There's a guide here! https://vmchale.github.io/jacinda/
When I think about how I use awk, I think it’s mostly something like:
awk '!a[$2]++' # first occurrence of each value in the second field
Or awk '{a[$2]+=$3} END {for(x in a) print x, a[x]}'
Or just as an advanced version of cut. A fourth example is something that is annoying to do in a streaming way but easy with bash: compute moving average of second field grouped by third field over span of size 20 (backwards) in first field. awk '{ print $1, $3, 1, $2; print $1+20, $3, -1, -$2}' | sort -n | awk '{ a[$2]+=$3; b[$2]+=$4; print $1, $2, b[$2]/a[$2] }'
The above all feel somewhat functional as computations – the first is a folding filter, the second a fold, the third a map, and the fourth is a folding concat map if done on-line or a concat map followed and a folding map as written.The awk features that feel ‘non-functional’ to me are less the mutation and more operations like next, or the lack of compositionality: one can’t write an awk program that is, in some sense made of several awk programs (i.e sets of pattern–expr rules) joined together. That compositionality is the main advantage, in my opinion, of the ‘functional’ jq, which feels somewhat awk-adjacent. Is there some way to get composition of ja programs without falling back to byte streams in between?
(->2)"(->1)~.*{|`2.`0}
"(\g. g.((+)|0 {g=`2}{`3})) ~. $2
I think I might also be missing something about the ` operator: the first example feels a bit strained because it first needs to put fields in a tuple then extract from the tuple. I feel like I want $0 to give a list of some records that can be converted to strings but which can also have fields extracted. Then the example might look like (`1)~.*$0. I don’t know if the $0 could be implicit too. Another horrible feature would be integers to be coerced into functions if needed – take the nth field from a record/list/tuple.I’m not sure I really understand the language (and I definitely don’t understand the implementation!) but it seems pretty interesting. Perhaps a better motto than “functional awk” is “streaming APL with type checking (and type classes)”?

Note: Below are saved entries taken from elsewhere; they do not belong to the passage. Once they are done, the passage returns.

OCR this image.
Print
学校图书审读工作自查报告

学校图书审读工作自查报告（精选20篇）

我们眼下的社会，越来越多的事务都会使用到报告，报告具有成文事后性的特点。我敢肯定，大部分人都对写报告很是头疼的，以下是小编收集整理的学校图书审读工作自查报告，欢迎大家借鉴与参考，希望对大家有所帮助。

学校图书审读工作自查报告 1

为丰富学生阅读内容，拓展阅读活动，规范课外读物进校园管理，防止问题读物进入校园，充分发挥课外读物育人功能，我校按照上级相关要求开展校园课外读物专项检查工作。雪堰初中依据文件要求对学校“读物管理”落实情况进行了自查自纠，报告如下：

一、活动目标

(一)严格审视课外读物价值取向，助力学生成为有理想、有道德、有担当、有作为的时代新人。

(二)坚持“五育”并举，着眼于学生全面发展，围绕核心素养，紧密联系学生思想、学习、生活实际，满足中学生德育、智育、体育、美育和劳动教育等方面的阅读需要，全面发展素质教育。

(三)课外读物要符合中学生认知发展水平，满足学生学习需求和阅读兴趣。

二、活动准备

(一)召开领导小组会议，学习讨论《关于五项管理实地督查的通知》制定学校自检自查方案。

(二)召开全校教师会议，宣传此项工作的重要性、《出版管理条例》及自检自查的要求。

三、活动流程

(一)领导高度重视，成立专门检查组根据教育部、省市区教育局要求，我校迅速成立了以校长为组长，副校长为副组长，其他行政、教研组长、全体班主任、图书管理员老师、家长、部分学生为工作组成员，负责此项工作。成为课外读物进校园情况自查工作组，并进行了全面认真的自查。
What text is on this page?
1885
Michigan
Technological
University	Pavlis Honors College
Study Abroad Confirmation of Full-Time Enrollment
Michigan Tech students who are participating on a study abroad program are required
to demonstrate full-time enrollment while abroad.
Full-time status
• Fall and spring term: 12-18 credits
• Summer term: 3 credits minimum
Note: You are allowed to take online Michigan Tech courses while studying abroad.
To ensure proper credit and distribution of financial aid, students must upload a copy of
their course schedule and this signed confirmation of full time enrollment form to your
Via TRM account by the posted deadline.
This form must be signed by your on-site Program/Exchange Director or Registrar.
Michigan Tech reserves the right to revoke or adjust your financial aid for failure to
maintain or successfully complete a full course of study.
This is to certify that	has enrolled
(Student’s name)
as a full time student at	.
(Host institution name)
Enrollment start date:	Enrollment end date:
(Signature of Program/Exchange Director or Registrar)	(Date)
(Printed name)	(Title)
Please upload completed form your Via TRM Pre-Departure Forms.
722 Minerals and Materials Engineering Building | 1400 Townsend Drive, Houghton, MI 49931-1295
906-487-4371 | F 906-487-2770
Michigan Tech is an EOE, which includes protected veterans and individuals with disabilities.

The colon being used in multiple contexts is tricky. As I was scanning the examples I found postfix `:` doing type conversion like in `(%)\. {%/Apple/}{`3:}` and then I was wondering what it does when it has nothing on its left-hand side, like in `[(+)|0 [:1"x]`. Then I noticed that the [ were unbalanced in the latter example, and eventually figured out that `[:` is its own operator separate from `:` and the middle `[` had nothing to do with function syntax.